Introduction: Several studies have reported that lung function in early adulthood is a significant predictor of mortality and COPD and that childhood events in part determine lung function in adult life. Multiple birth cohort’s studies support these findings; these studies have shown different lung function growth trajectories in the population. Most of the studies reported parallel lung function trajectories with two to four trajectories, except Tasmanian longitudinal health study. Tasmanian longitudinal health study identifies six trajectories, besides persistently high, average, below average, persistently low they also reported trajectories with early below average, accelerated decline and early low, accelerated growth, normal decline, the reason for this may be due to long follow-up time (up to age 53 years).
Hypothesis: We hypothesised that besides the parallel trajectories already reported in the literature, there are trajectories with both declining and increasing trends. We have already found some interesting findings to support our initial hypothesis using the MAAS and IOW data, which need validation using a similar cohort but larger sample size. Furthermore, using MASS and IOW, we are modelling other spirometry patterns derived from actual spirometry measures; these new derived markers are more clinically relevant and easily interpretable.

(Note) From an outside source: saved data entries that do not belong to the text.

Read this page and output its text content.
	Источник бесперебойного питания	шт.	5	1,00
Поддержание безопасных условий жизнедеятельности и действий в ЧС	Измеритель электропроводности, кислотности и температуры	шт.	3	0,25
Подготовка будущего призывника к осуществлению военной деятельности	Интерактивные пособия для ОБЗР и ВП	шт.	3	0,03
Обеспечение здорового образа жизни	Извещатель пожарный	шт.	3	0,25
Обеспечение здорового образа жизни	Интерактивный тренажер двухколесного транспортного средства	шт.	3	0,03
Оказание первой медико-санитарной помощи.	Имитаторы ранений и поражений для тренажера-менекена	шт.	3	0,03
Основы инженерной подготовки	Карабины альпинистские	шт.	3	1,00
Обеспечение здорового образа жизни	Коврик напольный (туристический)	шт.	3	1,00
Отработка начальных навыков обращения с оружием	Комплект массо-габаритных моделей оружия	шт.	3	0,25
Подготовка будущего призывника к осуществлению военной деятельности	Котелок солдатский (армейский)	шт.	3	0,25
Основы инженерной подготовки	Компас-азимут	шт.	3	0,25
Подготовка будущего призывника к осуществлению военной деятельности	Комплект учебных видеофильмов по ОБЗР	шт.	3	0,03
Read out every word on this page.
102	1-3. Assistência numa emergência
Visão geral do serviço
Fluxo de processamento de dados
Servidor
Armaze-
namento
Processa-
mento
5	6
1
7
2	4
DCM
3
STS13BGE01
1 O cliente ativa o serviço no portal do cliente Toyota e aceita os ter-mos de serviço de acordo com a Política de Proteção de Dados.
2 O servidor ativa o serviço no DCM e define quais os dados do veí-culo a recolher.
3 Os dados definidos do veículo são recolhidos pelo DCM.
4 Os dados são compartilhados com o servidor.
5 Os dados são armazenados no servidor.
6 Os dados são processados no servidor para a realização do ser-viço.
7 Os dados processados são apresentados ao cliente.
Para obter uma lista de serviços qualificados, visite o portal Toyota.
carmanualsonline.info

Methods: We will use a latent process mixed model for multivariate markers and latent transition analysis to support our hypothesis. After deriving the trajectories, we will identify early-life predictors for these trajectories; we will also use the genotyping data to see whether these trajectories have genetic bases. To Validate our findings from MAAS and IOW, we need a larger cohort, and ALSPAC is vital for this validation due to its larger sample size.